Exploratory Analysis Milestone Report

Introduction

This report gives an insight into the data that is used for prediction model created for the final capstone project.The raw data used in the dataset is avaiable at https://d396qusza40orc.cloudfront.net/dsscapstone/dataset/Coursera-SwiftKey.zip
The various steps for the initial analysis included:
1.Downloading the raw data
2.Sampling and Tidying the data(Including removing bad and degrading words)
3.Performing an exploratory analysis of the tidy data.Relationship between the words and their distribution was calculated.
4.Construct tables,figures,graphs to depict the frequencies of single words,bigrams and trigrams in the data.

Analysis of the Raw Data

Statistics of the different files(twitter,blogs and news

Total
Words by Entry
File totalLines totalWords totalChars averageWords minWords maxWords
Blog 899288 37546239 206824382 41.75 0 6726
News 77259 2674536 15639408 34.62 1 1123
Twitter 2360148 30093413 162096241 12.75 1 47

Now lets create a tokenized version of the datasets.Extremely common words(of,in,the etc)are removed.

##Creating a tokenized version of twitter
tokenized_twitter <- clean_twitter_df %>%
        unnest_tokens(output = word, input = text) %>%
        anti_join(get_stopwords())

##Creating a tokenized version of blogs
tokenized_blogs <- clean_blogs_df %>%
        unnest_tokens(output = word, input = text) %>%
        anti_join(get_stopwords())
##Creating a tokenized version of news
tokenized_news <- clean_news_df %>%
        unnest_tokens(output = word, input = text) %>%
        anti_join(get_stopwords())

Visualization of the most common words in each file.

###Creating and Analysing Of N-Grams

An n-gram “is a contiguous sequence of n items from a given sample of text or speech”.The different types are unigram, bigram and trigram for the case when n=1, 2 or 3 respectively.
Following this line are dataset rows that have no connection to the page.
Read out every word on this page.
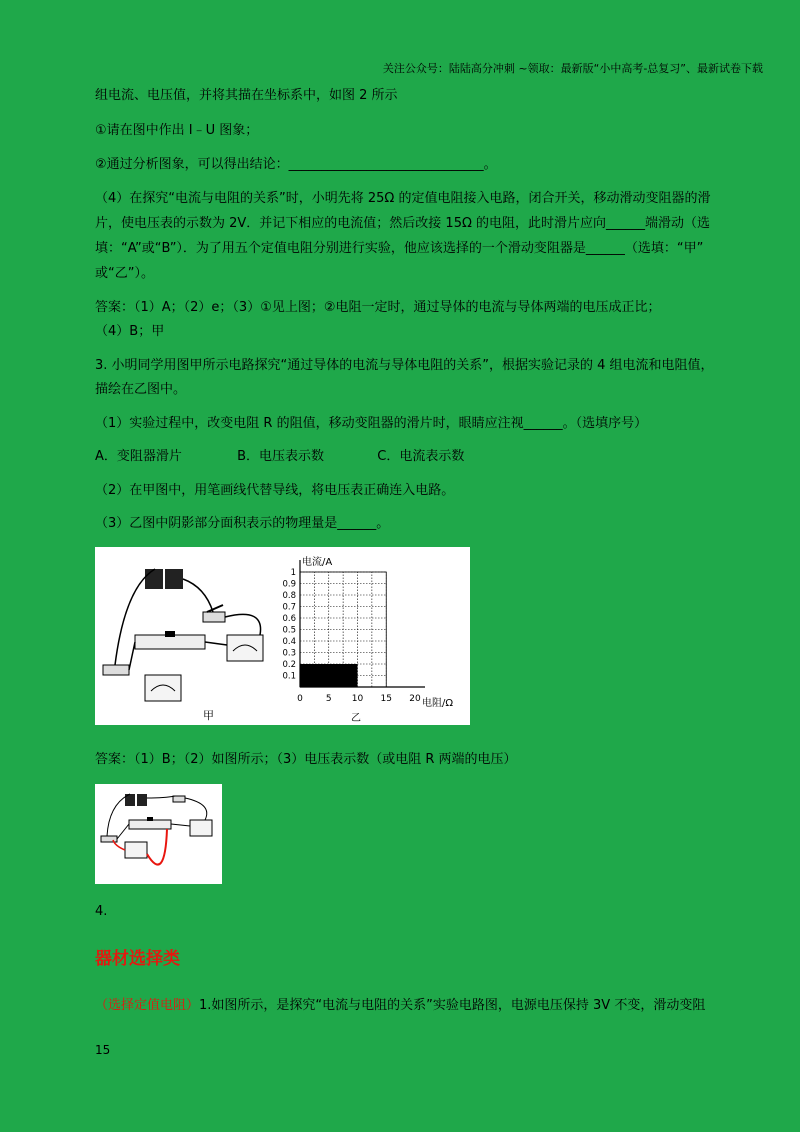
关注公众号：陆陆高分冲刺 ~领取：最新版“小中高考-总复习”、最新试卷下载
组电流、电压值，并将其描在坐标系中，如图 2 所示
①请在图中作出 I﹣U 图象；
②通过分析图象，可以得出结论：______________________________。
（4）在探究“电流与电阻的关系”时，小明先将 25Ω 的定值电阻接入电路，闭合开关，移动滑动变阻器的滑
片，使电压表的示数为 2V．并记下相应的电流值；然后改接 15Ω 的电阻，此时滑片应向______端滑动（选
填：“A”或“B”）．为了用五个定值电阻分别进行实验，他应该选择的一个滑动变阻器是______（选填：“甲”
或“乙”）。
答案：（1）A；（2）e；（3）①见上图；②电阻一定时，通过导体的电流与导体两端的电压成正比；
（4）B；甲
3. 小明同学用图甲所示电路探究“通过导体的电流与导体电阻的关系”，根据实验记录的 4 组电流和电阻值，
描绘在乙图中。
（1）实验过程中，改变电阻 R 的阻值，移动变阻器的滑片时，眼睛应注视______。（选填序号）
A．变阻器滑片	B．电压表示数	C．电流表示数
（2）在甲图中，用笔画线代替导线，将电压表正确连入电路。
（3）乙图中阴影部分面积表示的物理量是______。
甲
0.1
0.2
0.3
0.4
0.5
0.6
0.7
0.8
0.9
1
0	5 10 15 20
电流/A
电阻/Ω
乙
答案：（1）B；（2）如图所示；（3）电压表示数（或电阻 R 两端的电压）
4.
器材选择类
（选择定值电阻）1.如图所示，是探究“电流与电阻的关系”实验电路图，电源电压保持 3V 不变，滑动变阻
15
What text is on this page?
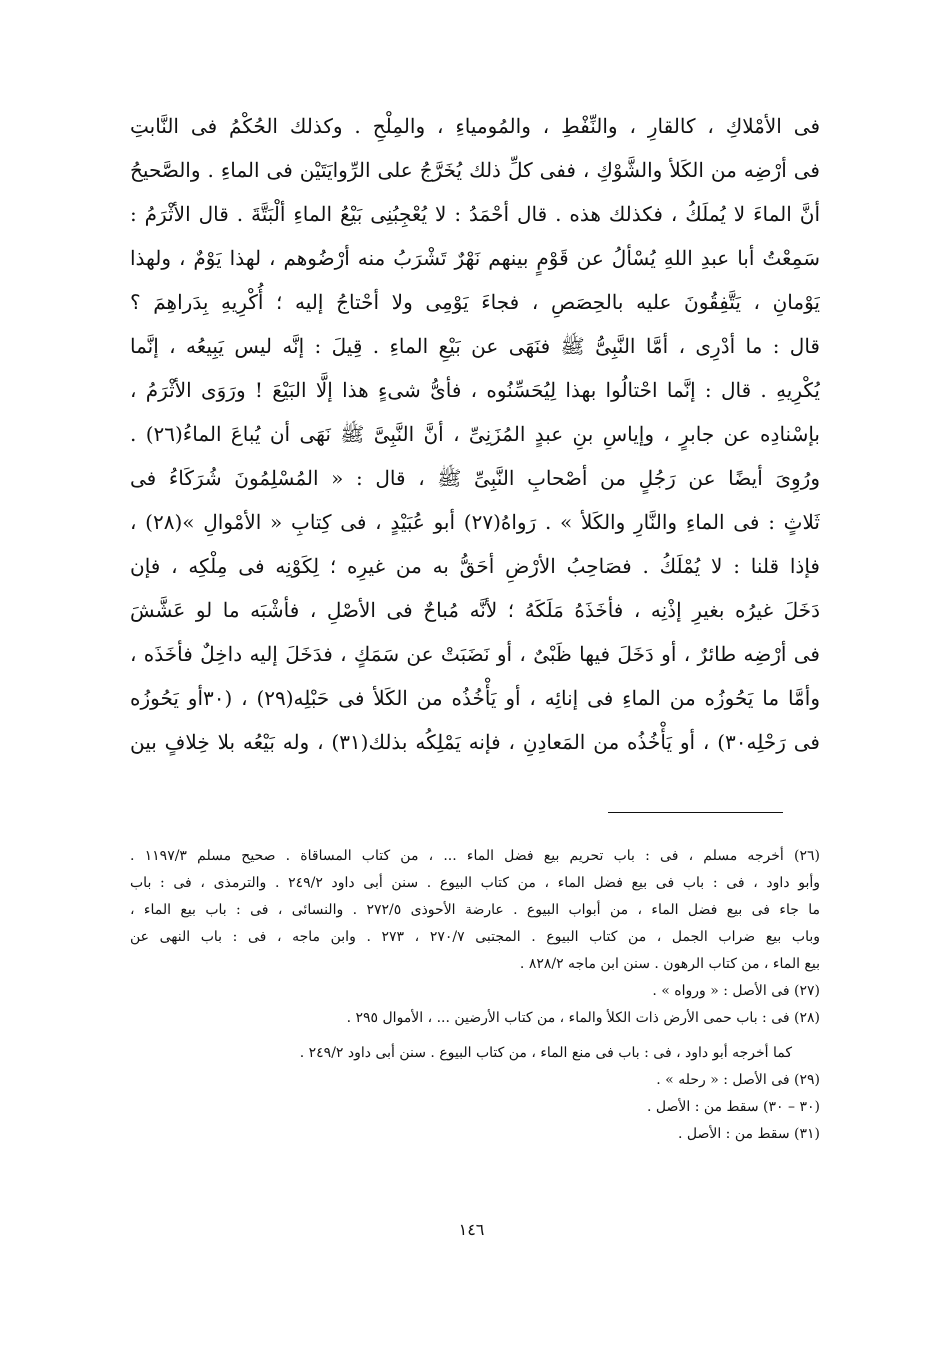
فى الأمْلاكِ ، كالقارِ ، والنِّفْطِ ، والمُومياءِ ، والمِلْحِ . وكذلك الحُكْمُ فى النَّابتِ
فى أرْضِه من الكَلأ والشَّوْكِ ، ففى كلِّ ذلك يُخَرَّجُ على الرِّوايَتَيْن فى الماءِ . والصَّحيحُ
أنَّ الماءَ لا يُملَكُ ، فكذلك هذه . قال أحْمَدُ : لا يُعْجِبُنِى بَيْعُ الماءِ ألْبَتَّةَ . قال الأثْرَمُ :
سَمِعْتُ أبا عبدِ اللهِ يُسْألُ عن قَوْمٍ بينهم نَهْرٌ تَشْرَبُ منه أرْضُوهم ، لهذا يَوْمٌ ، ولهذا
يَوْمانِ ، يَتَّفِقُونَ عليه بالحِصَصِ ، فجاءَ يَوْمِى ولا أحْتاجُ إليه ؛ أُكْرِيهِ بِدَراهِمَ ؟
قال : ما أدْرِى ، أمَّا النَّبِىُّ ﷺ فنَهَى عن بَيْعِ الماءِ . قِيلَ : إنَّه ليس يَبِيعُه ، إنَّما
يُكْرِيهِ . قال : إنَّما احْتالُوا بهذا لِيُحَسِّنُوه ، فأىُّ شىءٍ هذا إلَّا البَيْعَ ! ورَوَى الأثْرَمُ ،
بإسْنادِه عن جابرٍ ، وإياسِ بنِ عبدٍ المُزَنِىِّ ، أنَّ النَّبِىَّ ﷺ نَهَى أن يُباعَ الماءُ(٢٦) .
ورُوِىَ أيضًا عن رَجُلٍ من أصْحابِ النَّبِىِّ ﷺ ، قال : « المُسْلِمُونَ شُرَكَاءُ فى
ثَلاثٍ : فى الماءِ والنَّارِ والكَلأ » . رَواهُ(٢٧) أبو عُبَيْدٍ ، فى كِتابِ « الأمْوالِ »(٢٨) ،
فإذا قلنا : لا يُمْلَكُ . فصَاحِبُ الأرْضِ أحَقُّ به من غيرِه ؛ لِكَوْنِه فى مِلْكِه ، فإن
دَخَلَ غيرُه بغيرِ إذْنِه ، فأخَذَهُ مَلَكَهُ ؛ لأنَّه مُباحٌ فى الأصْلِ ، فأشْبَه ما لو عَشَّشَ
فى أرْضِه طائرٌ ، أو دَخَلَ فيها ظَبْىٌ ، أو نَضَبَتْ عن سَمَكٍ ، فدَخَلَ إليه داخِلٌ فأخَذَه ،
وأمَّا ما يَحُوزُه من الماءِ فى إنائِه ، أو يَأْخُذُه من الكَلأ فى حَبْلِه(٢٩) ، (٣٠أو يَحُوزُه
فى رَحْلِه٣٠) ، أو يَأْخُذُه من المَعادِنِ ، فإنه يَمْلِكُه بذلك(٣١) ، وله بَيْعُه بلا خِلافٍ بين
(٢٦) أخرجه مسلم ، فى : باب تحريم بيع فضل الماء ... ، من كتاب المساقاة . صحيح مسلم ١١٩٧/٣ .
وأبو داود ، فى : باب فى بيع فضل الماء ، من كتاب البيوع . سنن أبى داود ٢٤٩/٢ . والترمذى ، فى : باب
ما جاء فى بيع فضل الماء ، من أبواب البيوع . عارضة الأحوذى ٢٧٢/٥ . والنسائى ، فى : باب بيع الماء ،
وباب بيع ضراب الجمل ، من كتاب البيوع . المجتبى ٢٧٠/٧ ، ٢٧٣ . وابن ماجه ، فى : باب النهى عن
بيع الماء ، من كتاب الرهون . سنن ابن ماجه ٨٢٨/٢ .
(٢٧) فى الأصل : « ورواه » .
(٢٨) فى : باب حمى الأرض ذات الكلأ والماء ، من كتاب الأرضين ... ، الأموال ٢٩٥ .
كما أخرجه أبو داود ، فى : باب فى منع الماء ، من كتاب البيوع . سنن أبى داود ٢٤٩/٢ .
(٢٩) فى الأصل : « رحله » .
(٣٠ – ٣٠) سقط من : الأصل .
(٣١) سقط من : الأصل .
١٤٦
For example, “come in” is bigram.The following codes helps in visualising the top biagrams and trigrams present in each file.The most common unigrams were visualised earlier.Bad and foul words were removed earlier.Also very common words(for,is,was etc)are also removed.

#Creating bigrams
make_bigrams <- function(text, filetype) {
        text %>%
                unnest_tokens(bigram, text, token = "ngrams", n = 2) %>%
                tidyr::separate(bigram, c("word1", "word2"), sep = " ") %>%
                na.omit() %>%
                filter(!word1 %in% stop_words$word,
                       !word2 %in% stop_words$word) %>%
                count(word1, word2, sort = TRUE) %>%
                top_n(n = 10, wt = n) %>% #selects only top 10 values
                slice(row_number(1:10)) %>% #prevents ties (i.e. several bigrams with the 10th highest value)
                mutate(bigram = paste(word1, word2, sep = " ")) %>%
                mutate(file = filetype)
}
bigram_of_blogs <- make_bigrams(clean_blogs_df, "Blogs")
bigram_of_news <- make_bigrams(clean_news_df, "News")
bigram_of_twitter <- make_bigrams(clean_twitter_df, "Twitter")
#Now lets combine the bigrams to a dataframe.
total_bigram <- as.data.frame(rbind.data.frame(bigram_of_blogs, bigram_of_news, bigram_of_twitter))

#Creating trigrams
make_trigrams <- function(text, filetype) {
        text %>%
                unnest_tokens(trigram, text, token = "ngrams", n = 3) %>%
                tidyr::separate(trigram, c("word1", "word2", "word3"), sep = " ") %>%
                na.omit() %>%
                filter(!word1 %in% stop_words$word,
                       !word2 %in% stop_words$word,
                       !word3 %in% stop_words$word) %>%
                count(word1, word2, word3, sort = TRUE) %>%
                top_n(n = 10, wt = n) %>%
                slice(row_number(1:10)) %>%
                mutate(trigram = paste(word1, word2, word3, sep = " ")) %>%
                mutate(file = filetype)
}
trigram_of_blogs <- make_trigrams(clean_blogs_df, "Blogs")
trigram_of_news <- make_trigrams(clean_news_df, "News")
trigram_of_twitter <- make_trigrams(clean_twitter_df, "Twitter")
#combine for easy visualizations
total_trigram <- as.data.frame(rbind.data.frame(trigram_of_blogs, trigram_of_news, trigram_of_twitter))

Visualize the Bigrams & Trigrams

*Conclusion And Next Steps

As we conclude our exploratory analysis,we were able to gather key informations regarding the raw dataset that was presented to us.Now we can build the predictive model for our final capstone project.

###Our main steps would be

-Clean & tokenize the SwiftKey dataset into ngrams of 1-4 words.(Bad words would have been removed)
- Save all separate ngram data sets.
-Create a prediction model which analyses a string by its length and returns the most probable word that comes next.
-Create a shiny app that can use this algorithm to predict words based on user input.